Jones wanted the defensively destructive lock to rediscover his ball-carrying ability.
“I wasn’t in the place I needed to be when I first met him. And, now, hopefully (I am) getting there,” Lawes added.
“Eddie pointed out that that is what he wanted me to do. I had a choice: carry on doing what I was doing and probably not play for England again, or develop my game, again - back to what it was.
“It was very good for me. I needed to push myself more and that’s what he made me do.
“It’s been much better for my game. It means that I don’t have to rely on my defensive game to play well.

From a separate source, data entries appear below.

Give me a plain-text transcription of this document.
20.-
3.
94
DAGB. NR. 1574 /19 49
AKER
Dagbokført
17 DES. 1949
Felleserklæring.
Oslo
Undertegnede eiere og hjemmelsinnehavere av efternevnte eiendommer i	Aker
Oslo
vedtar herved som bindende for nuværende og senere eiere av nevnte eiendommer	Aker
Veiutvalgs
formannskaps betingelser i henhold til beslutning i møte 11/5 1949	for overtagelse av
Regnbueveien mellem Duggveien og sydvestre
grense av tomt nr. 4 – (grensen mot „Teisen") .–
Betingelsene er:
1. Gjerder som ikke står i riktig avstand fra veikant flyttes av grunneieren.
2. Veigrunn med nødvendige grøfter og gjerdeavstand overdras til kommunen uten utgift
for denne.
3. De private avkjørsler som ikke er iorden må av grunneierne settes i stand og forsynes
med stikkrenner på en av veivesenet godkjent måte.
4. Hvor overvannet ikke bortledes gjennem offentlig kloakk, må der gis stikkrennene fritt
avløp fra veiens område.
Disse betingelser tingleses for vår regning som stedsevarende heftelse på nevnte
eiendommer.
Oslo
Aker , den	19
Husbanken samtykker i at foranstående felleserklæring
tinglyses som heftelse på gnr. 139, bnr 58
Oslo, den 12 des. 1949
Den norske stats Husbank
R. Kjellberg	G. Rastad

I can do a lot more than that.”
An ankle operation after last June’s 3-0 Test series win in Australia has helped Lawes’ footwork, aiding his ball carrying and enabling him to fill some of the void by the injury-enforced absences of the Vunipola brothers, Mako and Billy.
“Hopefully I can continue to develop in that department and get better still,” the 27-year-old said.
Jones has hinted at changes to face Italy on February 26, but Lawes still wants to play, recognising in a competitive environment possession of the shirt is key.
He added: “You want to play, but you respect the boss man’s decisions. That’s the end of it.”